The apparent stalemate in the Fiscal Cliff talks is most likely part of the tactics for both sides. It is only reasonable to expect them to haggle over each component of the final deal as one would do in a bazaar. Perhaps that’s the reason why the market isn’t overly concerned about the positions staked out by the two sides. We should be mindful, however, that the incentives for both sides are not perfectly aligned. As such, the odds of not reaching a deal in time to avoid the ‘cliff’ are not non-trivial, though they are small.
‘Cliff’ aside, we have a busy week on the economic calendar, with the November manufacturing ISM report coming out a little later. The expectation is that we will get a modest pullback from the October’s level of 51.7 due to Hurricane Sandy, but the index should remain in expansionary territory.
The most important economic report this week of course is the November non-farm payroll report on Friday. But as we saw with the weekly Jobless Claims data in November, the Friday jobs report will also most likely be distorted by Sandy. It is perhaps fair to assume that the market will look past even a very weak reading on Friday.

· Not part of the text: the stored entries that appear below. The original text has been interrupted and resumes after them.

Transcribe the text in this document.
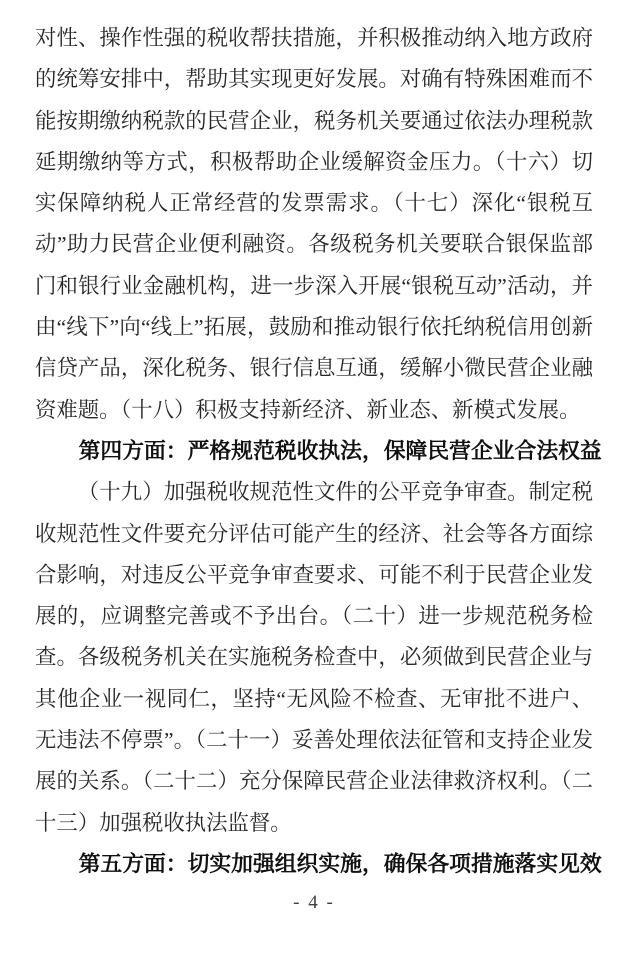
对性、操作性强的税收帮扶措施，并积极推动纳入地方政府的统筹安排中，帮助其实现更好发展。对确有特殊困难而不能按期缴纳税款的民营企业，税务机关要通过依法办理税款延期缴纳等方式，积极帮助企业缓解资金压力。（十六）切实保障纳税人正常经营的发票需求。（十七）深化“银税互动”助力民营企业便利融资。各级税务机关要联合银保监部门和银行业金融机构，进一步深入开展“银税互动”活动，并由“线下”向“线上”拓展，鼓励和推动银行依托纳税信用创新信贷产品，深化税务、银行信息互通，缓解小微民营企业融资难题。（十八）积极支持新经济、新业态、新模式发展。

第四方面：严格规范税收执法，保障民营企业合法权益

（十九）加强税收规范性文件的公平竞争审查。制定税收规范性文件要充分评估可能产生的经济、社会等各方面综合影响，对违反公平竞争审查要求、可能不利于民营企业发展的，应调整完善或不予出台。（二十）进一步规范税务检查。各级税务机关在实施税务检查中，必须做到民营企业与其他企业一视同仁，坚持“无风险不检查、无审批不进户、无违法不停票”。（二十一）妥善处理依法征管和支持企业发展的关系。（二十二）充分保障民营企业法律救济权利。（二十三）加强税收执法监督。

第五方面：切实加强组织实施，确保各项措施落实见效
- 4 -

We will get a sense of the extent of hurricane distortions in the Friday payroll data from Wednesday’s jobs report from Automatic Data Processing (ADP - Free Report) . The service sector ISM survey on Wednesday likely will have limited storm related effects and should be around the same level as the month before.
The ‘Cliff’ debate will likely continue to monopolize the market’s attention most of this month. But at some stage, the focus will have to shift to the fourth quarter earnings season. The preponderance of negative guidance for the quarter has helped bring down expectations for fourth quarter earnings growth, but we haven’t seen much downward adjustment for full-year 2013 estimates which still show growth expectations in excess of 10%.
Given the broad economic weakness all around the world, it is unlikely that we will get growth anywhere near that level. My sense is that estimates for 2013 will start coming down as companies provide guidance on the fourth quarter earnings calls. As such, while Fiscal Cliff is justifiably the big issue for investors at this stage, we shouldn’t lose sight of the deteriorating earnings picture, either.